If you use time_evaluator
to measure the time, the first run (i.e. warming up) will not be counted. BTW, I am surprised that the warm-up time in your case is so long.
yes, I use the time_evaluator to measure the time, the run time is 190ms.But if I use the gettimeofday() to measure the “run()” time, the time is 27s.

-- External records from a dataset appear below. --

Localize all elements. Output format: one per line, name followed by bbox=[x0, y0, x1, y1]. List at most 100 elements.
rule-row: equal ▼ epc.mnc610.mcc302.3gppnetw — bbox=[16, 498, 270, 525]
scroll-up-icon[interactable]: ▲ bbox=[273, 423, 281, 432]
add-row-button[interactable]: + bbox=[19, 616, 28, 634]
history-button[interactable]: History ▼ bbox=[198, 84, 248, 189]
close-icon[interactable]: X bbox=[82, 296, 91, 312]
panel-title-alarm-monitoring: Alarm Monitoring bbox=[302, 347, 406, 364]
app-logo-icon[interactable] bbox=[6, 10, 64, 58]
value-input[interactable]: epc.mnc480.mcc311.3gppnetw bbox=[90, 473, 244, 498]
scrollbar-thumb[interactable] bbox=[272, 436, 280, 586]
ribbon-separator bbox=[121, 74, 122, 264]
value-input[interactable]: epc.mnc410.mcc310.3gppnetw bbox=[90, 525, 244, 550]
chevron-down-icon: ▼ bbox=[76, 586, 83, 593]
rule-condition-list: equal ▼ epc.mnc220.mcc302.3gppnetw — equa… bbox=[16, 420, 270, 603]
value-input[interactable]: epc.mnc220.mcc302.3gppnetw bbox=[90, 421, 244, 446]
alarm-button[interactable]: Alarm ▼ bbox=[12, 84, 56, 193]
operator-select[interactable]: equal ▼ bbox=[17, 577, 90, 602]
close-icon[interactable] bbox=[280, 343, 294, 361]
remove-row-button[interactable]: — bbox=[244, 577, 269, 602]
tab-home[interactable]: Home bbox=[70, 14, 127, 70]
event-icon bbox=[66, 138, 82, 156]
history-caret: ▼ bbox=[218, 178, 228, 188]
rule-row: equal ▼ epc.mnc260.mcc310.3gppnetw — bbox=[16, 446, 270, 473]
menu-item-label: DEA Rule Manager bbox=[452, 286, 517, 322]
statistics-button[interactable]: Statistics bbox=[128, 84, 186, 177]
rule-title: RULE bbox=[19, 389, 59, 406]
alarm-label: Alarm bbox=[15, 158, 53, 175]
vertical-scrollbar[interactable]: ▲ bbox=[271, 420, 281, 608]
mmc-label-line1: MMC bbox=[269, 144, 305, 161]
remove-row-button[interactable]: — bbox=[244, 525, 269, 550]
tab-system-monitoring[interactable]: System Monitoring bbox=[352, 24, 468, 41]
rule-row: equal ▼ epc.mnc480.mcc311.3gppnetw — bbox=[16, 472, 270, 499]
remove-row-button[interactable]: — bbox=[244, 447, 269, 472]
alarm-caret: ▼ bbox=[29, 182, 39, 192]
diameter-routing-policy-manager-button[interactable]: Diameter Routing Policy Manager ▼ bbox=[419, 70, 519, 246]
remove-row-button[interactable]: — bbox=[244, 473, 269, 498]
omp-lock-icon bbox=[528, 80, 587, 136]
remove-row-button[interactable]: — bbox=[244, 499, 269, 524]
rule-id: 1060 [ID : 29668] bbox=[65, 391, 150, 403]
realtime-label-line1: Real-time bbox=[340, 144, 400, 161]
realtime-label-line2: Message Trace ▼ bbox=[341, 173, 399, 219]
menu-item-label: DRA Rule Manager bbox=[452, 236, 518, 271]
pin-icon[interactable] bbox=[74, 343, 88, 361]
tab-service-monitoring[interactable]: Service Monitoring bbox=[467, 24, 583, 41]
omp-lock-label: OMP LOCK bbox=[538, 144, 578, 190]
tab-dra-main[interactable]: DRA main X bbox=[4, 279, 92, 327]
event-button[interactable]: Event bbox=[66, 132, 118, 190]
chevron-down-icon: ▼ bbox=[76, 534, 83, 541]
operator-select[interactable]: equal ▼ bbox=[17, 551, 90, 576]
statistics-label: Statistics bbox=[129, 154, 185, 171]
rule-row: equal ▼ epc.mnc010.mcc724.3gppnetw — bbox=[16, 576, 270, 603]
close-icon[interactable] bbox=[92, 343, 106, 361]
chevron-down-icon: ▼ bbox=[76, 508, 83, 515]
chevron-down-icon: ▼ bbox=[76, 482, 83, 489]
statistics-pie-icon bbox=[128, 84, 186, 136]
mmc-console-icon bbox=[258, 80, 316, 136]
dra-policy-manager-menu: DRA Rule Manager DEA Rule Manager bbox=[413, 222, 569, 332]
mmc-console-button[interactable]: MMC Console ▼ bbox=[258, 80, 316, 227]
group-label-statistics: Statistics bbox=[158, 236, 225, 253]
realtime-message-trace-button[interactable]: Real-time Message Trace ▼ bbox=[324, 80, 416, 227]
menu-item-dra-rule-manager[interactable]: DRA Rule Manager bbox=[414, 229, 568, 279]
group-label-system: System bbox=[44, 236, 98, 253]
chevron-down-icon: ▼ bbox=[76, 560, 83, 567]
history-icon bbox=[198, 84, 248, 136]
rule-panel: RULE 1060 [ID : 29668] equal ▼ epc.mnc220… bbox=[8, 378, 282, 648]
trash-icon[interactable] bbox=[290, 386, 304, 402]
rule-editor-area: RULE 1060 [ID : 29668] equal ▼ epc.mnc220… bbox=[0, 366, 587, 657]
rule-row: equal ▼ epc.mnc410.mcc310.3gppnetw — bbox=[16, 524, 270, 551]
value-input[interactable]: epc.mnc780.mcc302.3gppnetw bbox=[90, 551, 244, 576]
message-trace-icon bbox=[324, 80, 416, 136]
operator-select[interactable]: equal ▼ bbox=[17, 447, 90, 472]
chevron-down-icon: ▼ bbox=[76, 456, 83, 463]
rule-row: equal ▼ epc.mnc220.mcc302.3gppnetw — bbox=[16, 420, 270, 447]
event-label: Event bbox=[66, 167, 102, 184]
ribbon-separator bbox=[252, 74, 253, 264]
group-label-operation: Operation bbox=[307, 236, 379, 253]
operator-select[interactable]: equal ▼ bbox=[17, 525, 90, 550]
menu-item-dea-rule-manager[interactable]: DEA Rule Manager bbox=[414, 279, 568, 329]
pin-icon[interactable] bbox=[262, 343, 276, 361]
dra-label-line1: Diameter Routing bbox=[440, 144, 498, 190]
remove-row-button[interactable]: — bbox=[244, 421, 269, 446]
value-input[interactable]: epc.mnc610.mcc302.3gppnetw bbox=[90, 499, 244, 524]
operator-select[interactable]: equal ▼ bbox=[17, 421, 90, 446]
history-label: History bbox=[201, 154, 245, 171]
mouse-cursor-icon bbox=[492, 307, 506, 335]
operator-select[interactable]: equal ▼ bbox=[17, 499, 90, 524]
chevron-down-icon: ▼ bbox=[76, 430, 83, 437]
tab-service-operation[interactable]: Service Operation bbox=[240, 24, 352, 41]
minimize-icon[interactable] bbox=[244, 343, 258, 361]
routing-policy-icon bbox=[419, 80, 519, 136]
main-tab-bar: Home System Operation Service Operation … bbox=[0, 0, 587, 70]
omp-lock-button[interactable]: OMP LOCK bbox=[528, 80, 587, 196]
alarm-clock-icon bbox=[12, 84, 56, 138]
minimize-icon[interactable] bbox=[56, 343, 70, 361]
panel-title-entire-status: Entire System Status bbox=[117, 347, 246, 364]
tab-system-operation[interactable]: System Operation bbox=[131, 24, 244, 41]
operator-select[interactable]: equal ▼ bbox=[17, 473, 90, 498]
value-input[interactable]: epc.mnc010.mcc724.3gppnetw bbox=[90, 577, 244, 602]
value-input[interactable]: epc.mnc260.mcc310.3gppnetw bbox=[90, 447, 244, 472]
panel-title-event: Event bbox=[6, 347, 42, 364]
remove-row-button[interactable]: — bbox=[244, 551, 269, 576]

I found that the main focus of warm up time is on this function:
PackedFunc WrapPackedFunc(BackendPackedCFunc faddr,
const std::shared_ptr& sptr_to_self) {
return PackedFunc([faddr, sptr_to_self](TVMArgs args, TVMRetValue* rv) {
int ret = (faddr)(
const_cast<TVMValue>(args.values),
const_cast<int*>(args.type_codes),
args.num_args);
CHECK_EQ(ret, 0) << TVMGetLastError();
});
}
The first time overhead is the overhead of compiling the opencl kernel on board. So short answer is that unfortunately we could not reduce that because this is the cost payed in the opencl driver. Note that the warmup is an one time cost that we will need to pay and subsequent prediction will run just fine.
Depending on the possible availability of opencl binary compiler, one possible way is to pre-build and pack device dependent binary, which is not a very portable solution though
Do you mean that the cost of preheating is mainly due to this function: clBuildProgram(program, 1, devices, options, NULL, NULL)?